Como resultado, a SBCSol realizou a incubação de 21 negócios, sendo 18 empreendimentos e 3 redes (Rede Alimentação, Rede Artesanato e Rede Reciclagem Têxtil);  4 seminários de desenvolvimento metodológico, divulgação e compartilhamento dos resultados do projeto; 10 cartilhas temáticas de formação e 10 oficinas gerenciais de capacitação; montagem de  biblioteca com 1,2 mil títulos ;  site, blog e perfil da SBCSol; 2 Livros editados e publicados e 1 vídeo institucional; 9 artigos e 2 Teses de Doutorado; inserção dos Estudos da Economia Solidária na grade curricular na disciplina de Gestão do Terceiro setor.

No total, 180 pessoas diretas (e 460 pessoas indiretamente) foram beneficiadas pelo projeto. Mais de 40 professores, pesquisadores e alunos estiveram envolvidos no projeto.
Boa parte da experiência da SBCSol está contada em dois livros. O primeiro deles é “A Política Pública e o papel da universidade: reflexões da Incubadora de empreendimentos solidários de São Bernardo do Campo- SBCSol”, organizado por Douglas Murilo Siqueira e Fabiana Cabrera Silva e lançado ela editora da Universidade Metodista em 2014. Neste livro, consta artigo deste que vos escreve.

O segundo livro é “Metodologia de Incubação: Experiências de Economia Solidária em São Bernardo do Campo”, organizado por Daniela Sampaio Kavasaki Gomes, Renata Mendes e Cristina Paixão Lopes. 

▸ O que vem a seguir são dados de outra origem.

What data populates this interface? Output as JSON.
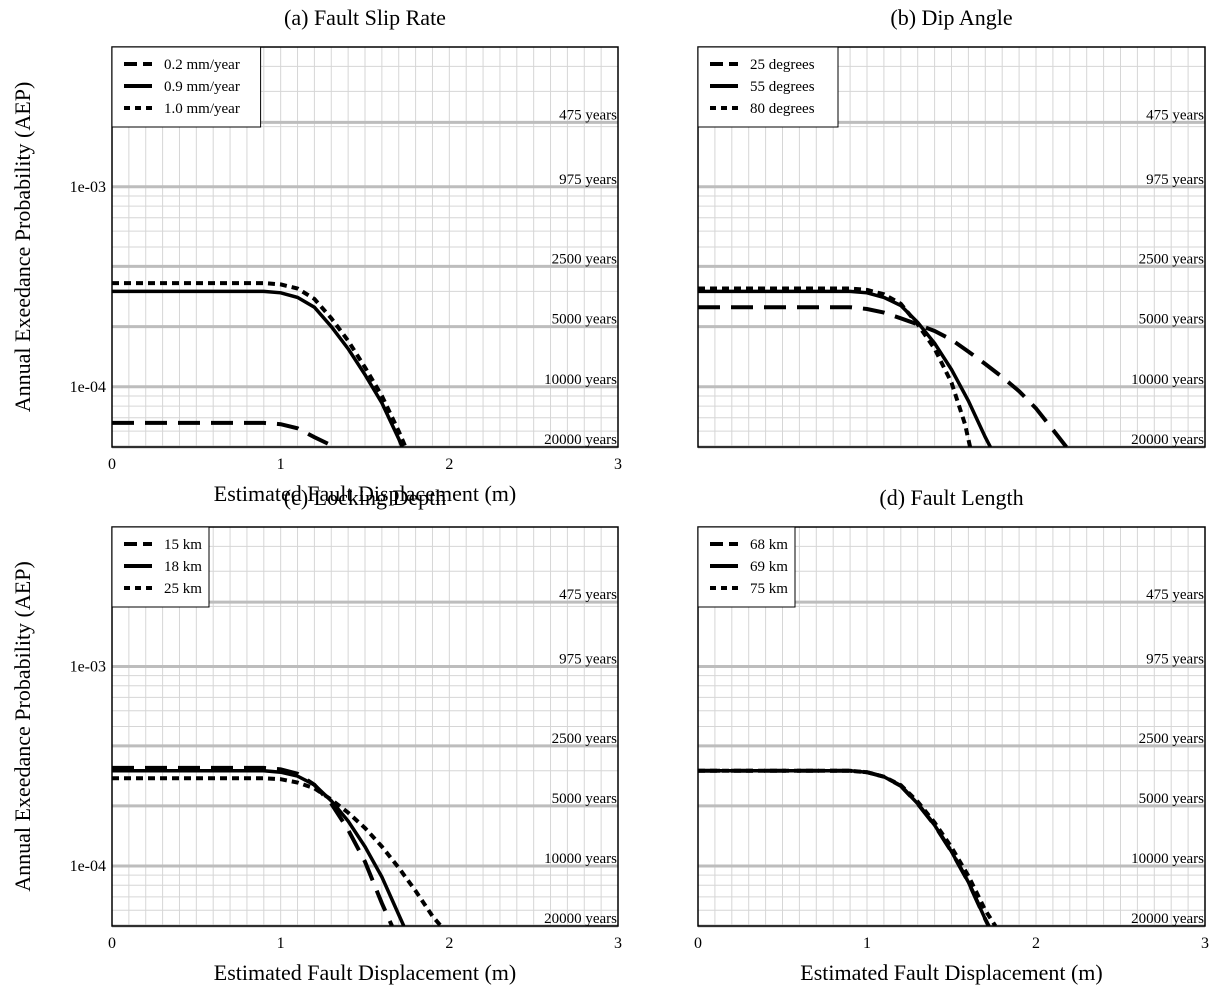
{
  "chart_data": [
    {
      "type": "line",
      "title": "(a) Fault Slip Rate",
      "xlabel": "Estimated Fault Displacement (m)",
      "ylabel": "Annual Exeedance Probability (AEP)",
      "xlim": [
        0,
        3
      ],
      "ylim": [
        5e-05,
        0.005
      ],
      "yscale": "log",
      "xticks": [
        0,
        1,
        2,
        3
      ],
      "xtick_labels": [
        "0",
        "1",
        "2",
        "3"
      ],
      "ytick_values": [
        0.001,
        0.0001
      ],
      "ytick_labels": [
        "1e-03",
        "1e-04"
      ],
      "return_periods": [
        {
          "label": "475 years",
          "aep": 0.0021
        },
        {
          "label": "975 years",
          "aep": 0.001
        },
        {
          "label": "2500 years",
          "aep": 0.0004
        },
        {
          "label": "5000 years",
          "aep": 0.0002
        },
        {
          "label": "10000 years",
          "aep": 0.0001
        },
        {
          "label": "20000 years",
          "aep": 5e-05
        }
      ],
      "legend_position": "top-left",
      "grid": true,
      "series": [
        {
          "name": "0.2 mm/year",
          "style": "dashed",
          "x": [
            0,
            0.9,
            1.0,
            1.1,
            1.2,
            1.3
          ],
          "y": [
            6.6e-05,
            6.6e-05,
            6.5e-05,
            6.2e-05,
            5.6e-05,
            5.1e-05
          ]
        },
        {
          "name": "0.9 mm/year",
          "style": "solid",
          "x": [
            0,
            0.9,
            1.0,
            1.1,
            1.2,
            1.3,
            1.4,
            1.5,
            1.6,
            1.7,
            1.72
          ],
          "y": [
            0.0003,
            0.0003,
            0.000295,
            0.00028,
            0.00025,
            0.0002,
            0.000155,
            0.000115,
            8.3e-05,
            5.5e-05,
            5e-05
          ]
        },
        {
          "name": "1.0 mm/year",
          "style": "dotted",
          "x": [
            0,
            0.9,
            1.0,
            1.1,
            1.2,
            1.3,
            1.4,
            1.5,
            1.6,
            1.7,
            1.74
          ],
          "y": [
            0.00033,
            0.00033,
            0.000325,
            0.00031,
            0.000275,
            0.00022,
            0.00017,
            0.000125,
            9e-05,
            6e-05,
            5e-05
          ]
        }
      ]
    },
    {
      "type": "line",
      "title": "(b) Dip Angle",
      "xlabel": "",
      "ylabel": "",
      "xlim": [
        0,
        3
      ],
      "ylim": [
        5e-05,
        0.005
      ],
      "yscale": "log",
      "xticks": [
        0,
        1,
        2,
        3
      ],
      "xtick_labels": [],
      "ytick_values": [],
      "ytick_labels": [],
      "return_periods": [
        {
          "label": "475 years",
          "aep": 0.0021
        },
        {
          "label": "975 years",
          "aep": 0.001
        },
        {
          "label": "2500 years",
          "aep": 0.0004
        },
        {
          "label": "5000 years",
          "aep": 0.0002
        },
        {
          "label": "10000 years",
          "aep": 0.0001
        },
        {
          "label": "20000 years",
          "aep": 5e-05
        }
      ],
      "legend_position": "top-left",
      "grid": true,
      "series": [
        {
          "name": "25 degrees",
          "style": "dashed",
          "x": [
            0,
            0.9,
            1.0,
            1.1,
            1.2,
            1.3,
            1.4,
            1.5,
            1.6,
            1.7,
            1.8,
            1.9,
            2.0,
            2.1,
            2.18
          ],
          "y": [
            0.00025,
            0.00025,
            0.000245,
            0.000235,
            0.00022,
            0.000205,
            0.00019,
            0.000172,
            0.00015,
            0.00013,
            0.000112,
            9.5e-05,
            7.8e-05,
            6.1e-05,
            5e-05
          ]
        },
        {
          "name": "55 degrees",
          "style": "solid",
          "x": [
            0,
            0.9,
            1.0,
            1.1,
            1.2,
            1.3,
            1.4,
            1.5,
            1.6,
            1.7,
            1.73
          ],
          "y": [
            0.0003,
            0.0003,
            0.000295,
            0.00028,
            0.000255,
            0.00021,
            0.000165,
            0.000122,
            8.5e-05,
            5.6e-05,
            5e-05
          ]
        },
        {
          "name": "80 degrees",
          "style": "dotted",
          "x": [
            0,
            0.9,
            1.0,
            1.1,
            1.2,
            1.3,
            1.4,
            1.5,
            1.58,
            1.61
          ],
          "y": [
            0.00031,
            0.00031,
            0.000305,
            0.00029,
            0.00026,
            0.000205,
            0.000155,
            0.000105,
            6.5e-05,
            5e-05
          ]
        }
      ]
    },
    {
      "type": "line",
      "title": "(c) Locking Depth",
      "xlabel": "Estimated Fault Displacement (m)",
      "ylabel": "Annual Exeedance Probability (AEP)",
      "xlim": [
        0,
        3
      ],
      "ylim": [
        5e-05,
        0.005
      ],
      "yscale": "log",
      "xticks": [
        0,
        1,
        2,
        3
      ],
      "xtick_labels": [
        "0",
        "1",
        "2",
        "3"
      ],
      "ytick_values": [
        0.001,
        0.0001
      ],
      "ytick_labels": [
        "1e-03",
        "1e-04"
      ],
      "return_periods": [
        {
          "label": "475 years",
          "aep": 0.0021
        },
        {
          "label": "975 years",
          "aep": 0.001
        },
        {
          "label": "2500 years",
          "aep": 0.0004
        },
        {
          "label": "5000 years",
          "aep": 0.0002
        },
        {
          "label": "10000 years",
          "aep": 0.0001
        },
        {
          "label": "20000 years",
          "aep": 5e-05
        }
      ],
      "legend_position": "top-left",
      "grid": true,
      "series": [
        {
          "name": "15 km",
          "style": "dashed",
          "x": [
            0,
            0.9,
            1.0,
            1.1,
            1.2,
            1.3,
            1.4,
            1.5,
            1.6,
            1.66
          ],
          "y": [
            0.00031,
            0.00031,
            0.000305,
            0.00029,
            0.000255,
            0.000205,
            0.000152,
            0.000105,
            6.5e-05,
            5e-05
          ]
        },
        {
          "name": "18 km",
          "style": "solid",
          "x": [
            0,
            0.9,
            1.0,
            1.1,
            1.2,
            1.3,
            1.4,
            1.5,
            1.6,
            1.7,
            1.73
          ],
          "y": [
            0.0003,
            0.0003,
            0.000295,
            0.000282,
            0.000255,
            0.000212,
            0.000168,
            0.000125,
            8.8e-05,
            5.7e-05,
            5e-05
          ]
        },
        {
          "name": "25 km",
          "style": "dotted",
          "x": [
            0,
            0.9,
            1.0,
            1.1,
            1.2,
            1.3,
            1.4,
            1.5,
            1.6,
            1.7,
            1.8,
            1.9,
            1.95
          ],
          "y": [
            0.000275,
            0.000275,
            0.000272,
            0.000262,
            0.000245,
            0.000215,
            0.000185,
            0.000155,
            0.000125,
            9.8e-05,
            7.5e-05,
            5.6e-05,
            5e-05
          ]
        }
      ]
    },
    {
      "type": "line",
      "title": "(d) Fault Length",
      "xlabel": "Estimated Fault Displacement (m)",
      "ylabel": "",
      "xlim": [
        0,
        3
      ],
      "ylim": [
        5e-05,
        0.005
      ],
      "yscale": "log",
      "xticks": [
        0,
        1,
        2,
        3
      ],
      "xtick_labels": [
        "0",
        "1",
        "2",
        "3"
      ],
      "ytick_values": [],
      "ytick_labels": [],
      "return_periods": [
        {
          "label": "475 years",
          "aep": 0.0021
        },
        {
          "label": "975 years",
          "aep": 0.001
        },
        {
          "label": "2500 years",
          "aep": 0.0004
        },
        {
          "label": "5000 years",
          "aep": 0.0002
        },
        {
          "label": "10000 years",
          "aep": 0.0001
        },
        {
          "label": "20000 years",
          "aep": 5e-05
        }
      ],
      "legend_position": "top-left",
      "grid": true,
      "series": [
        {
          "name": "68 km",
          "style": "dashed",
          "x": [
            0,
            0.9,
            1.0,
            1.1,
            1.2,
            1.3,
            1.4,
            1.5,
            1.6,
            1.7,
            1.72
          ],
          "y": [
            0.0003,
            0.0003,
            0.000295,
            0.00028,
            0.000252,
            0.000205,
            0.00016,
            0.000118,
            8.3e-05,
            5.4e-05,
            5e-05
          ]
        },
        {
          "name": "69 km",
          "style": "solid",
          "x": [
            0,
            0.9,
            1.0,
            1.1,
            1.2,
            1.3,
            1.4,
            1.5,
            1.6,
            1.7,
            1.72
          ],
          "y": [
            0.0003,
            0.0003,
            0.000295,
            0.00028,
            0.000252,
            0.000205,
            0.00016,
            0.000118,
            8.3e-05,
            5.4e-05,
            5e-05
          ]
        },
        {
          "name": "75 km",
          "style": "dotted",
          "x": [
            0,
            0.9,
            1.0,
            1.1,
            1.2,
            1.3,
            1.4,
            1.5,
            1.6,
            1.7,
            1.76
          ],
          "y": [
            0.0003,
            0.0003,
            0.000295,
            0.00028,
            0.000254,
            0.00021,
            0.000165,
            0.000124,
            8.9e-05,
            6e-05,
            5e-05
          ]
        }
      ]
    }
  ]
}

Lançado em 2015, a publicação, por meio de diversas ilustrações, relata as experiências com os grupos incubados a partir da metodologia aplicada, enfatizando desde princípios da autogestão até processos de sua formalização e estruturação.  Entre os autores de artigos no livro, estão alguns dos gestores que estiveram diretamente envolvidos como projeto, como Nilson Tadashi Oda, Vanderléa Lima Sena Pereira e Elizabete de Jesus Rocha. O livro pode ser baixado em http://portal.metodista.br/noticias/2015/maio/editora-metodista-disponibiliza-livros-gratis

Por fim, cabe ter claro que a SBCSol, em si mesma, foi uma inovação no Brasil, pois conciliou a política pública de fomento à economia solidária com o potencial de aprendizagem que a Universidade oferece. Este modelo pode agora ser replicado em outras localidades. Evidentemente, ao ser replicado, é fundamental potencializar seus pontos fortes e eliminar ou reduzir seus problemas.

Informo que esse artigo é uma versão ajustada e atualizada do meu artigo publicado no referido livro sobre Economia Solidária publicado em 2014.

Jefferson José da Conceição é Prof. Dr. da USCS e Atual Diretor Técnico da Adesampa. Foi Secretário de Desenvolvimento Econômico, Trabalho e Turismo de São Bernardo do Campo entre janeiro de 2009 e julho de 2015. Foi Diretor-Superintendente do SBCPrev entre ago.2015 e fev.2016

Obs.: Artigo publicado em 4/7/2016 em meu blog semanal no site do jornal ABCDMaior.